Beware the Ides of March! Or in this case, the Ides of December. You know, there used to be a comedy show in the UK called Up Pompeii, in which a soothsayer (played funnily enough by an ex-Doctor Who) would wander on in every episode and cackle “beware the Ides of March!”
I only mention that because predictions surrounding Debenhams’ likely performance over Christmas reminded me of that show. Not only were the ‘soothsayers’ predicting gloom of Imperial proportions, but some (such as Goldman Sachs) suggested the whole basis on which the business is built was at risk.
So, did it all the bad stuff come to pass? Of course not. Debenhams is a mature business that’s been managing its trading well and for the Christmas period it had a long list of positives. That included more full price sales, careful management of weather-dependent clothes and accessories so it didn’t get stuck with a load of unsold coats and knits, rising beauty sales and online increases that DIDN’T devastate store sales (are you listening Goldman Sachs?)
True, it didn’t quite match John Lewis or House of Fraser but it was pretty impressive nonetheless.
So what actually happened?
Well it seems the Christmas Found It ad campaign hit the mark. Comparable sales rose 1.9% in the 19 weeks to January 9. OK, that may not sound anything special but it was against a background of a very weak season for fashion sales, expectations of tough times for Debenhams itself and shoppers holding out for bargains.
Online sales rose 12% with a 36% surge in the final week before Christmas. And, importantly, full price sales both online and in-store rose 5% over the period, helping to protect those crucial margins.
For Black Friday, the company processed 220 orders a minute at a peak on the day, with BF online orders up 20%. Stores benefited too, with face-to-face sales surging.

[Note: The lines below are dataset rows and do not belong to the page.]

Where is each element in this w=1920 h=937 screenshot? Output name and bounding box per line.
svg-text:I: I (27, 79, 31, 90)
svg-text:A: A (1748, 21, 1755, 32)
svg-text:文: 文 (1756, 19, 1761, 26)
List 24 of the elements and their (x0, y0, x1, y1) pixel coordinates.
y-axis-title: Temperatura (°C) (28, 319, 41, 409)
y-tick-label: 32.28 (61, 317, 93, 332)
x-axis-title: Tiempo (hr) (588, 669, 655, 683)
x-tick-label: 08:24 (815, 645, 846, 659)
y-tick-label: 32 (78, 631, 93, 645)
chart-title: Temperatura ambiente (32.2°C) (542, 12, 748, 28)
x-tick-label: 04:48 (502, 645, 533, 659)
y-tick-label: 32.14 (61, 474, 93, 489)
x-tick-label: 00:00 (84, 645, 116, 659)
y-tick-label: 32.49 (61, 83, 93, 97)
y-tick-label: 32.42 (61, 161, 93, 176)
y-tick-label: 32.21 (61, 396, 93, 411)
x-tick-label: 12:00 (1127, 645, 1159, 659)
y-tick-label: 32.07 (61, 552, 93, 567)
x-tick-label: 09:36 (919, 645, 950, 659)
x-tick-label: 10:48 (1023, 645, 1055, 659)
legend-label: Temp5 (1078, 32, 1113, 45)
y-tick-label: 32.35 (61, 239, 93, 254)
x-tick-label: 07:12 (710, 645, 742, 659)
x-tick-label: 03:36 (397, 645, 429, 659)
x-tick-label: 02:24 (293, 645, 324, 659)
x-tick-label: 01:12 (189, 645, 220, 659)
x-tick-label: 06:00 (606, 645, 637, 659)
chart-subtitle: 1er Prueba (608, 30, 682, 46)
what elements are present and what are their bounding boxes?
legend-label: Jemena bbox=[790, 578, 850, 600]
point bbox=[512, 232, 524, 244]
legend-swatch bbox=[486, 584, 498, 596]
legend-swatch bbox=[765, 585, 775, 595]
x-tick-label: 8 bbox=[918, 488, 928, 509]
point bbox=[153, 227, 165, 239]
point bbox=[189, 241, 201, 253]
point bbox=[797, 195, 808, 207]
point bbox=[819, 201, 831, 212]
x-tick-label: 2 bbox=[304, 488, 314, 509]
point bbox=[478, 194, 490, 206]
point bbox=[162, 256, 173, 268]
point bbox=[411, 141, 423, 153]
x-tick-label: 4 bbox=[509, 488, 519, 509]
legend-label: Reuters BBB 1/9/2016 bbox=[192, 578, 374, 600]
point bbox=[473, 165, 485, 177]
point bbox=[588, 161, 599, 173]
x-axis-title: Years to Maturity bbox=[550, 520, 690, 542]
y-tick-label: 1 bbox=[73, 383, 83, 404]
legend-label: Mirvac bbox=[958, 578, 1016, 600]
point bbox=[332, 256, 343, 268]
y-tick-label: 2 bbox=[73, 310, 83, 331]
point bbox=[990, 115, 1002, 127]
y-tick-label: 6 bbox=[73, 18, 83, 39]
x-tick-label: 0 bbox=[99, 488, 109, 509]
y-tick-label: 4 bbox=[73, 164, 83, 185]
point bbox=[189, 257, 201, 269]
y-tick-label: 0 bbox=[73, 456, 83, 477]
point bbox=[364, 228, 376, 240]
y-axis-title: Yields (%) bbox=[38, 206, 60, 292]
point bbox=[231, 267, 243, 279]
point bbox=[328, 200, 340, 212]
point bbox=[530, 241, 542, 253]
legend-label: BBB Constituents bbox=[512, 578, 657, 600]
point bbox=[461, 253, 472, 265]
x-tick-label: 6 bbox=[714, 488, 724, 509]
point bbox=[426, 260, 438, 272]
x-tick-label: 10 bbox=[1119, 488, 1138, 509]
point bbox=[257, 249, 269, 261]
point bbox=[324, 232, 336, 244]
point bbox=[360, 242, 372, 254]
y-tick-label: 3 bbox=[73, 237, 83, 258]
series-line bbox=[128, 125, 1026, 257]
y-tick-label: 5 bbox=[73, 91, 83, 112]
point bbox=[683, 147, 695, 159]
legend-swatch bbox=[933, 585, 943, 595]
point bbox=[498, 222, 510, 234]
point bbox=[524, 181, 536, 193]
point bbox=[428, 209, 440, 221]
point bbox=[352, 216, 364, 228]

The company did well in beauty, and fitness wearables were popular too with Fitbit products being a big part of its 50% rise in wellbeing-related sales. Debenhams sold 9m seasonal gifts in the period. Oh, and it also sold an awful lot of Lego (85,000 units) and Star Wars products (70,000). In the process it shifted 8,000 Light Sabers, leaving me to ask “am I the only person in Britain who still doesn’t own a Light Saber?”